Washington: A new study now has identified a measurable indicator that could prove instrumental in the fight against HIV.
George Mason University’s Yuntao Wu, focused on cofilin, a key protein that regulates cells to mobilise and fight against infection.
In an HIV-infected patient, cofilin dysfunction is a key factor in helper T cell defects, according to the research recently published in the journal Science Advances.
Helper T cells augment the body’s immune response by recognising the presence of a foreign antigen and then helping the immune system mount a response.
Wu said, “When you have an infection, you need to mobilise the T cells,” adding, “In HIV infection, there is a profound depletion of helper T cells in lymphoid tissues, such as those in the gut.”
Wu and his team found that patients with HIV have “significantly lower” levels of cofilin phosphorylation–which provides a control of cofilin’s activity with the addition of a phosphate–than healthy patients. Cofilin is a key protein that helps cells generate the driving force for migration. Proper cofilin phosphorylation is needed for cells to move in and out of tissues.

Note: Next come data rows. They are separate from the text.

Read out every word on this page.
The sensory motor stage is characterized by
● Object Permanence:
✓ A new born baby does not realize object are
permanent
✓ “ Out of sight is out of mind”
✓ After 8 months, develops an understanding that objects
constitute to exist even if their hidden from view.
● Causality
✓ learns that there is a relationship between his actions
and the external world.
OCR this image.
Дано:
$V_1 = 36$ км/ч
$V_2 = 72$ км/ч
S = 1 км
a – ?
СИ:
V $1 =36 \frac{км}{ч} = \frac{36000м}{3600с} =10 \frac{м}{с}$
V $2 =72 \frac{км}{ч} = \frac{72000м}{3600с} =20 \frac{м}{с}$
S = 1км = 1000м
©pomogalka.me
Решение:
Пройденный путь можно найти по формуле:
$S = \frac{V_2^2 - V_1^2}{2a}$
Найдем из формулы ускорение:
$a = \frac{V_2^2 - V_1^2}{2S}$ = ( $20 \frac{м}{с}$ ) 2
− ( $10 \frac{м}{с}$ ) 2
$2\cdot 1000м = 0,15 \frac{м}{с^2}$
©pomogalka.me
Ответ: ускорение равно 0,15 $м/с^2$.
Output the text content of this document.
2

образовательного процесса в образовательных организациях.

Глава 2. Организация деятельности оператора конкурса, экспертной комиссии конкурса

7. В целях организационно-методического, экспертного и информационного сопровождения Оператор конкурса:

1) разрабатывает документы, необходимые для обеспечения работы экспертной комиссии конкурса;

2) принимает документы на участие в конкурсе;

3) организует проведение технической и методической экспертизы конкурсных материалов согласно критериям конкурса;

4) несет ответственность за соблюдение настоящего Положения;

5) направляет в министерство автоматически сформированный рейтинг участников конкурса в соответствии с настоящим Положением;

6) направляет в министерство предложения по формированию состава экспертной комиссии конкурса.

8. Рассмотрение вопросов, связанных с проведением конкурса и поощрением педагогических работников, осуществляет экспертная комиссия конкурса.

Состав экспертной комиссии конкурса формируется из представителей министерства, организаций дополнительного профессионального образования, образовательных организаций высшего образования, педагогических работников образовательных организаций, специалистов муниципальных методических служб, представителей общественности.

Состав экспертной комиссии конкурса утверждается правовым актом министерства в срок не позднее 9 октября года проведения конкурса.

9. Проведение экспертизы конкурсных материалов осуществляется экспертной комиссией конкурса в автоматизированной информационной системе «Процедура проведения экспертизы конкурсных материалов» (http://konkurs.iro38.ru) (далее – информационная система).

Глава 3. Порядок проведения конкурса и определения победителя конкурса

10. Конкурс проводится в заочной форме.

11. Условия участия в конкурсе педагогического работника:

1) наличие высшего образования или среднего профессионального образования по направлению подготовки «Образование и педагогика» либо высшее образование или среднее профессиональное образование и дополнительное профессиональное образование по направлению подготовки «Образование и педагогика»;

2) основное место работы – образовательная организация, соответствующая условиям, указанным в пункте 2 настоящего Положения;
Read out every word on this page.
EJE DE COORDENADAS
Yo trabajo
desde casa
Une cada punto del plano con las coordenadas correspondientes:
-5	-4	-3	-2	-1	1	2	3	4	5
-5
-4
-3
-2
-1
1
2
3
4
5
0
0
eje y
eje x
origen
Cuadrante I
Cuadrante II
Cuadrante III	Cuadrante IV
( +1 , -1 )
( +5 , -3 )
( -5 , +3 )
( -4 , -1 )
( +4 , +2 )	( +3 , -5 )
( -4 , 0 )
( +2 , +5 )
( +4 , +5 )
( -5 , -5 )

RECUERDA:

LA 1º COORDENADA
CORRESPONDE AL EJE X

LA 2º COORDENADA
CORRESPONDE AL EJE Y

Their findings suggest that a lasting immune control to HIV isn’t likely to come from antiretroviral therapy alone because it is not sufficient to repair the cofilin damage caused by HIV and to restore normal T cell migration in and out of tissues.
However, the researchers found that by stimulating the T cells with additional therapeutics, such as the α4β7 integrin antibody, they could modulate the levels of cofilin activity needed to restore T cell mobility.
The remedy has shown lasting effects in immune control of simian immunodeficiency virus (SIV), the simian form of the AIDS virus, in a monkey trial, but it has not showed the same results in HIV-infected human patients.
“Now we have a marker, and at least one target that we can focus on to discover new therapies to repair the immune damages for a functional cure,” Wu said.